Understanding MultiheadAttention parameters

Robert_Sim · June 6, 2022, 6:03am

I’m converting some homegrown Keras code for attention to pytorch. In principle I can just use the MultiheadAttention module. The Keras code explicitly defines the weight matrices K, Q, and V. In the torch module, there are member attributes k_proj_weight, q_proj_weight, etc but these are initialized to None, and if I iterate through named_parameters() there are only in_proj_weight and out_proj_weight. What is the relationship between these matrices and K/Q/V?
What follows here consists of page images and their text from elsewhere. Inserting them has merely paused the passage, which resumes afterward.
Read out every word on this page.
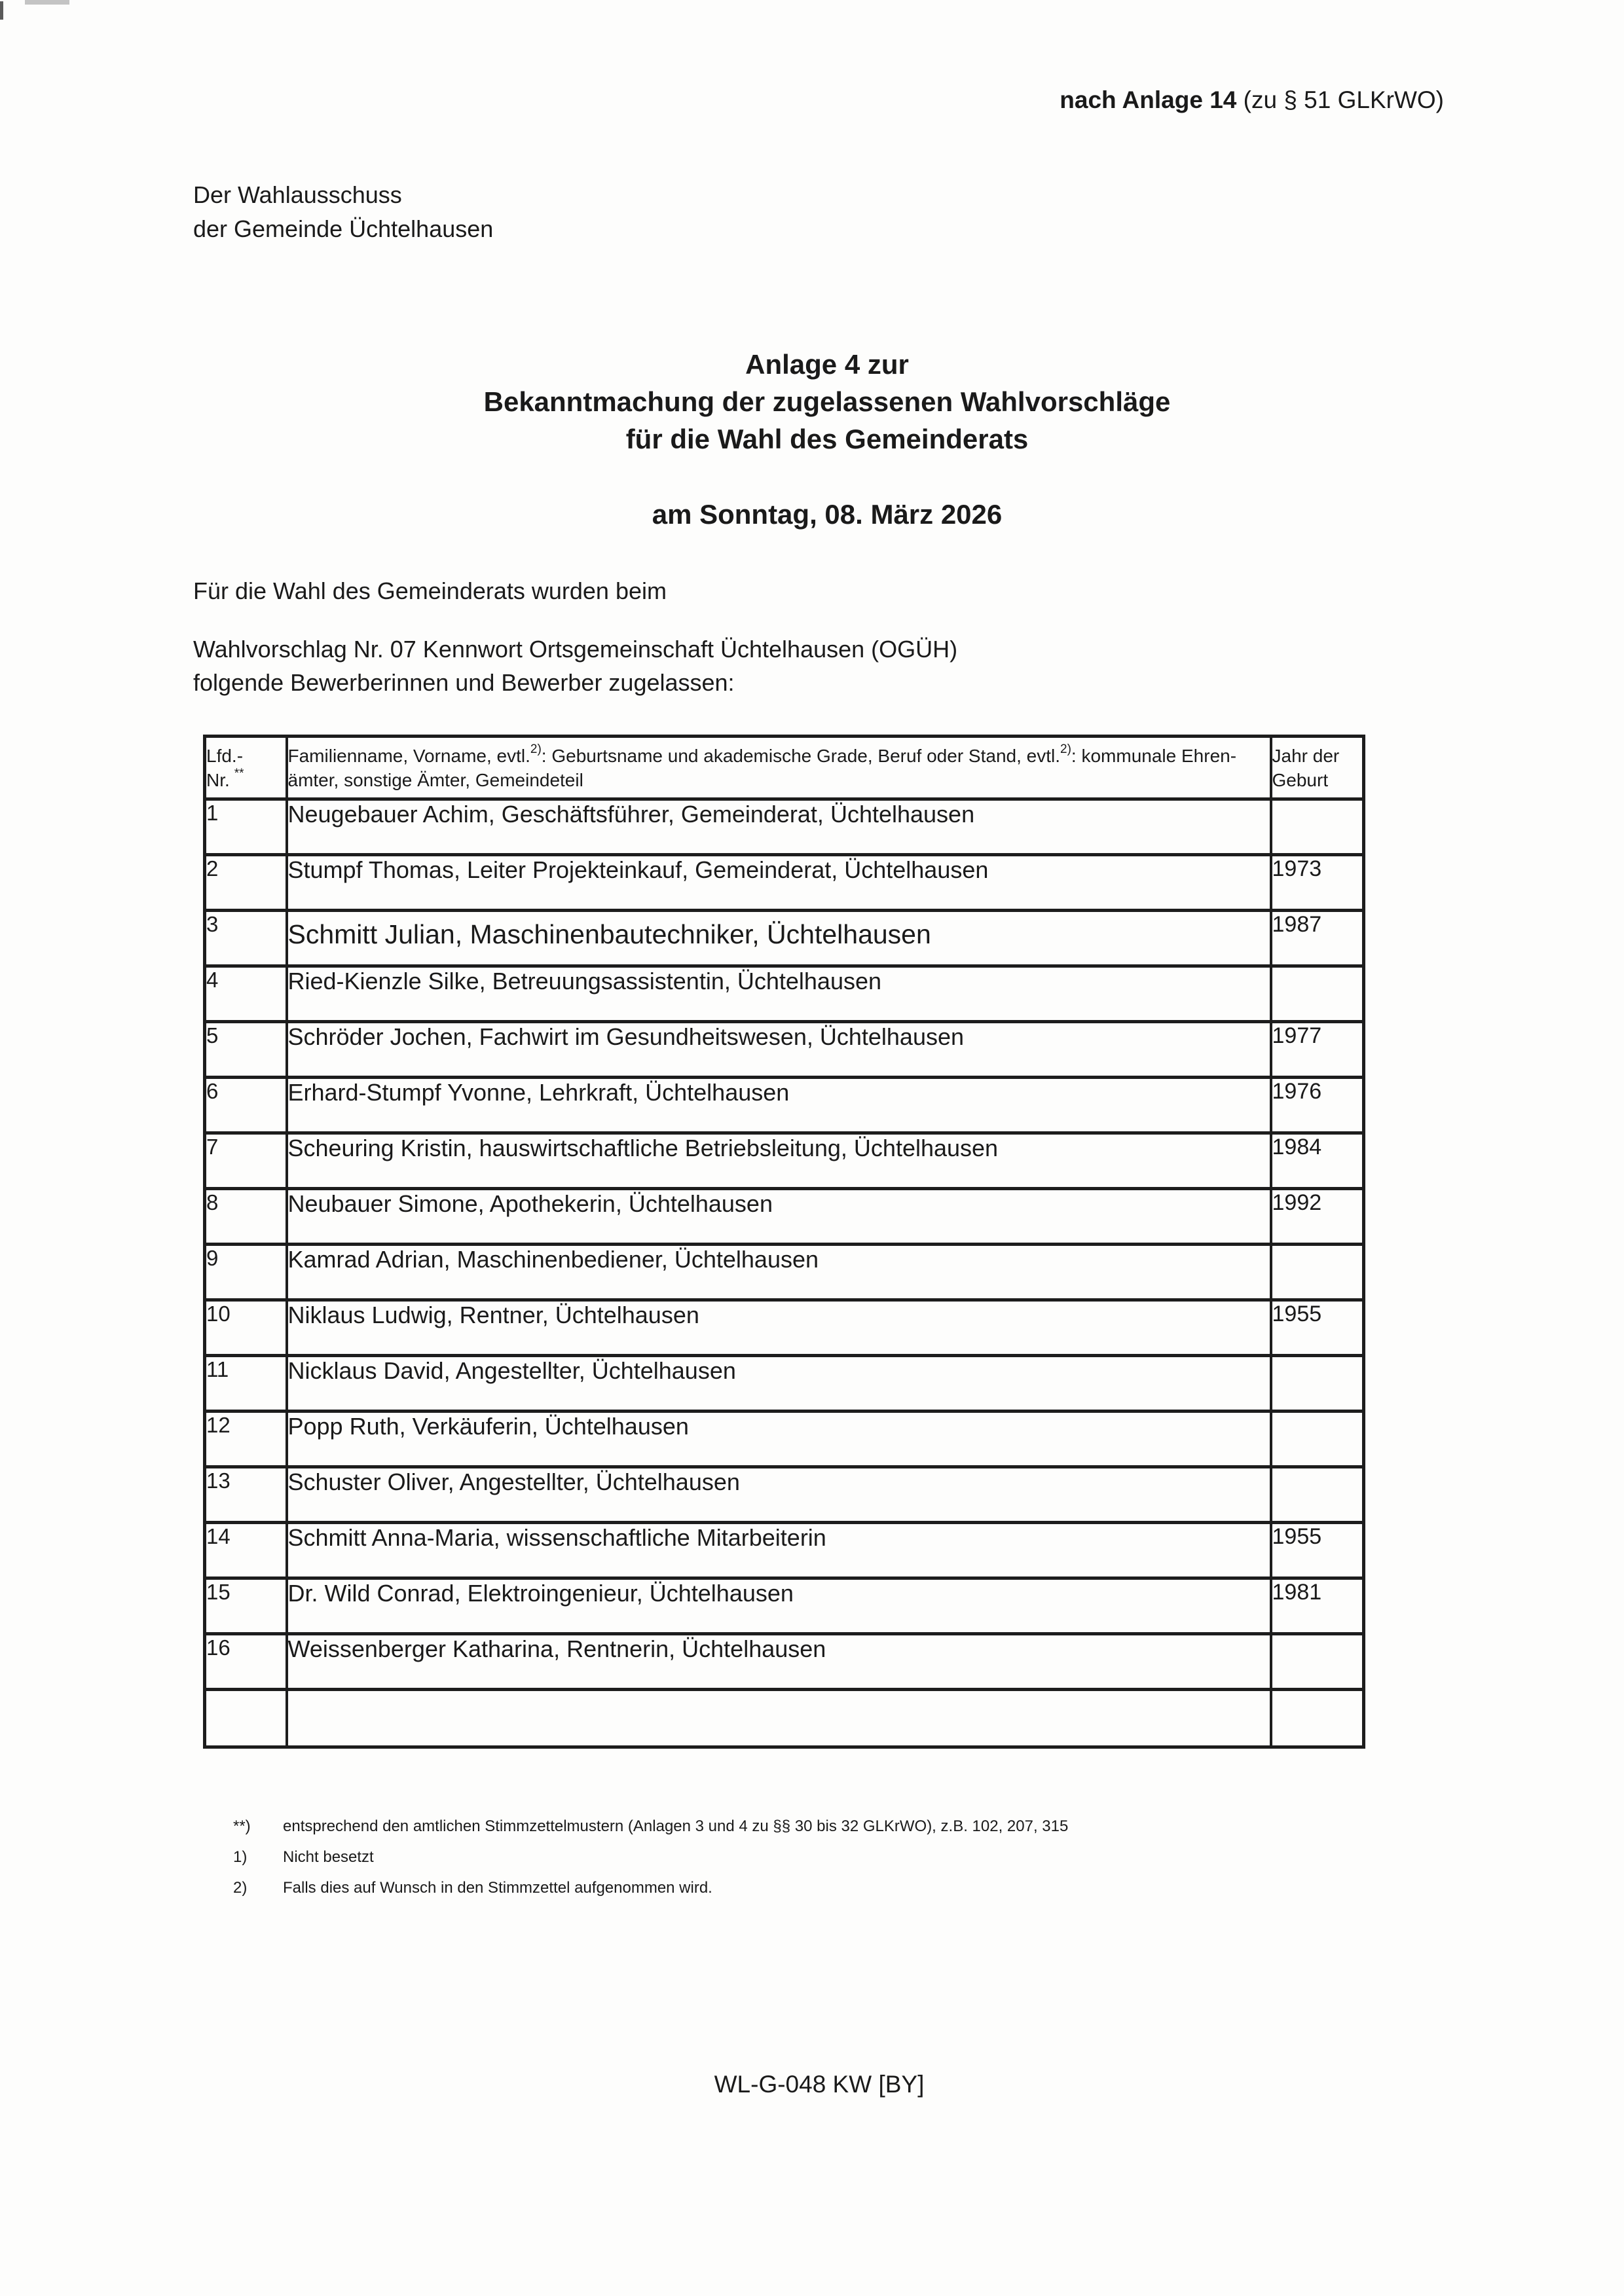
nach Anlage 14 (zu § 51 GLKrWO)
Der Wahlausschuss
der Gemeinde Üchtelhausen
Anlage 4 zur
Bekanntmachung der zugelassenen Wahlvorschläge
für die Wahl des Gemeinderats
am Sonntag, 08. März 2026
Für die Wahl des Gemeinderats wurden beim
Wahlvorschlag Nr. 07 Kennwort Ortsgemeinschaft Üchtelhausen (OGÜH)
folgende Bewerberinnen und Bewerber zugelassen:
Lfd.-
Nr. **	Familienname, Vorname, evtl.$^{2)}$: Geburtsname und akademische Grade, Beruf oder Stand, evtl.$^{2)}$: kommunale Ehren-
ämter, sonstige Ämter, Gemeindeteil	Jahr der
Geburt
1	Neugebauer Achim, Geschäftsführer, Gemeinderat, Üchtelhausen	
2	Stumpf Thomas, Leiter Projekteinkauf, Gemeinderat, Üchtelhausen	1973
3	Schmitt Julian, Maschinenbautechniker, Üchtelhausen	1987
4	Ried-Kienzle Silke, Betreuungsassistentin, Üchtelhausen	
5	Schröder Jochen, Fachwirt im Gesundheitswesen, Üchtelhausen	1977
6	Erhard-Stumpf Yvonne, Lehrkraft, Üchtelhausen	1976
7	Scheuring Kristin, hauswirtschaftliche Betriebsleitung, Üchtelhausen	1984
8	Neubauer Simone, Apothekerin, Üchtelhausen	1992
9	Kamrad Adrian, Maschinenbediener, Üchtelhausen	
10	Niklaus Ludwig, Rentner, Üchtelhausen	1955
11	Nicklaus David, Angestellter, Üchtelhausen	
12	Popp Ruth, Verkäuferin, Üchtelhausen	
13	Schuster Oliver, Angestellter, Üchtelhausen	
14	Schmitt Anna-Maria, wissenschaftliche Mitarbeiterin	1955
15	Dr. Wild Conrad, Elektroingenieur, Üchtelhausen	1981
16	Weissenberger Katharina, Rentnerin, Üchtelhausen	

**)	entsprechend den amtlichen Stimmzettelmustern (Anlagen 3 und 4 zu §§ 30 bis 32 GLKrWO), z.B. 102, 207, 315
1)	Nicht besetzt
2)	Falls dies auf Wunsch in den Stimmzettel aufgenommen wird.
WL-G-048 KW [BY]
ptrblck · June 6, 2022, 5:06pm

I think it’s an optimization as can be seen here:

        self._qkv_same_embed_dim = self.kdim == embed_dim and self.vdim == embed_dim

        self.num_heads = num_heads
        self.dropout = dropout
        self.batch_first = batch_first
        self.head_dim = embed_dim // num_heads
        assert self.head_dim * num_heads == self.embed_dim, "embed_dim must be divisible by num_heads"

        if not self._qkv_same_embed_dim:
            self.q_proj_weight = Parameter(torch.empty((embed_dim, embed_dim), **factory_kwargs))
            self.k_proj_weight = Parameter(torch.empty((embed_dim, self.kdim), **factory_kwargs))
            self.v_proj_weight = Parameter(torch.empty((embed_dim, self.vdim), **factory_kwargs))
            self.register_parameter('in_proj_weight', None)
        else:
            self.in_proj_weight = Parameter(torch.empty((3 * embed_dim, embed_dim), **factory_kwargs))
            self.register_parameter('q_proj_weight', None)
            self.register_parameter('k_proj_weight', None)
            self.register_parameter('v_proj_weight', None)

If the kdim and vdim are equal to embed_dim, then in_proj_weight will increase its size by 3 and should then contain these parameters if I’m reading the code right.